Posted to common-commits@hadoop.apache.org by sh...@apache.org on 2013/07/30 20:10:51 UTC
svn commit: r1508564 - in
/hadoop/common/branches/branch-2.0.6-alpha/hadoop-common-project/hadoop-common/src:
main/java/org/apache/hadoop/fs/ main/java/org/apache/hadoop/ipc/
main/java/org/apache/hadoop/security/ main/resources/
test/java/org/apache/ha...
Author: shv
Date: Tue Jul 30 18:10:51 2013
New Revision: 1508564
URL: http://svn.apache.org/r1508564
Log:
Clean up an IPC error message. Contributed by Aaron T. Myers.
Modified:
hadoop/common/branches/branch-2.0.6-alpha/hadoop-common-project/hadoop-common/src/main/java/org/apache/hadoop/fs/CommonConfigurationKeys.java
hadoop/common/branches/branch-2.0.6-alpha/hadoop-common-project/hadoop-common/src/main/java/org/apache/hadoop/ipc/Client.java
hadoop/common/branches/branch-2.0.6-alpha/hadoop-common-project/hadoop-common/src/main/java/org/apache/hadoop/security/SaslRpcClient.java
hadoop/common/branches/branch-2.0.6-alpha/hadoop-common-project/hadoop-common/src/main/resources/core-default.xml
hadoop/common/branches/branch-2.0.6-alpha/hadoop-common-project/hadoop-common/src/test/java/org/apache/hadoop/ipc/TestSaslRPC.java
Modified: hadoop/common/branches/branch-2.0.6-alpha/hadoop-common-project/hadoop-common/src/main/java/org/apache/hadoop/fs/CommonConfigurationKeys.java
URL: http://svn.apache.org/viewvc/hadoop/common/branches/branch-2.0.6-alpha/hadoop-common-project/hadoop-common/src/main/java/org/apache/hadoop/fs/CommonConfigurationKeys.java?rev=1508564&r1=1508563&r2=1508564&view=diff
==============================================================================
--- hadoop/common/branches/branch-2.0.6-alpha/hadoop-common-project/hadoop-common/src/main/java/org/apache/hadoop/fs/CommonConfigurationKeys.java (original)

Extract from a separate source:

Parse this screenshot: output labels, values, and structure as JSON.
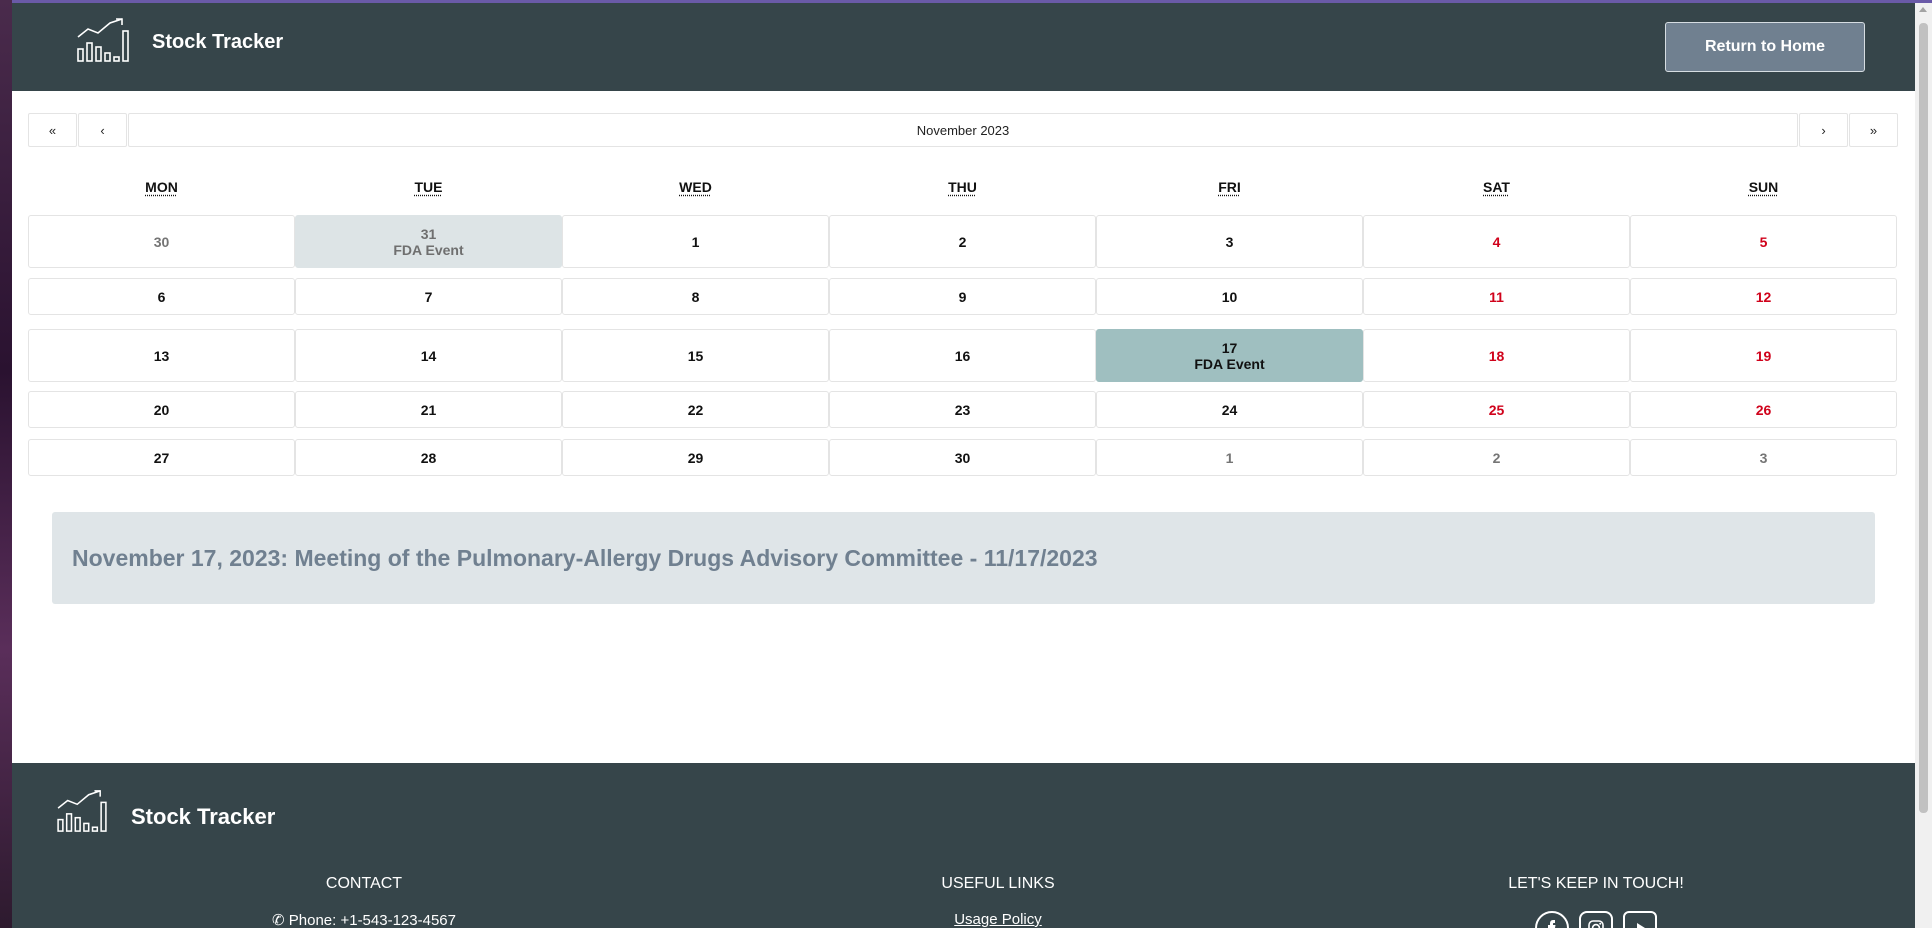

+++ hadoop/common/branches/branch-2.0.6-alpha/hadoop-common-project/hadoop-common/src/main/java/org/apache/hadoop/fs/CommonConfigurationKeys.java Tue Jul 30 18:10:51 2013
@@ -202,5 +202,8 @@ public class CommonConfigurationKeys ext
public static final long HADOOP_SECURITY_UID_NAME_CACHE_TIMEOUT_DEFAULT =
4*60*60; // 4 hours
+
+ public static final String IPC_CLIENT_FALLBACK_TO_SIMPLE_AUTH_ALLOWED_KEY = "ipc.client.fallback-to-simple-auth-allowed";
+ public static final boolean IPC_CLIENT_FALLBACK_TO_SIMPLE_AUTH_ALLOWED_DEFAULT = false;
}
Modified: hadoop/common/branches/branch-2.0.6-alpha/hadoop-common-project/hadoop-common/src/main/java/org/apache/hadoop/ipc/Client.java
URL: http://svn.apache.org/viewvc/hadoop/common/branches/branch-2.0.6-alpha/hadoop-common-project/hadoop-common/src/main/java/org/apache/hadoop/ipc/Client.java?rev=1508564&r1=1508563&r2=1508564&view=diff
==============================================================================
--- hadoop/common/branches/branch-2.0.6-alpha/hadoop-common-project/hadoop-common/src/main/java/org/apache/hadoop/ipc/Client.java (original)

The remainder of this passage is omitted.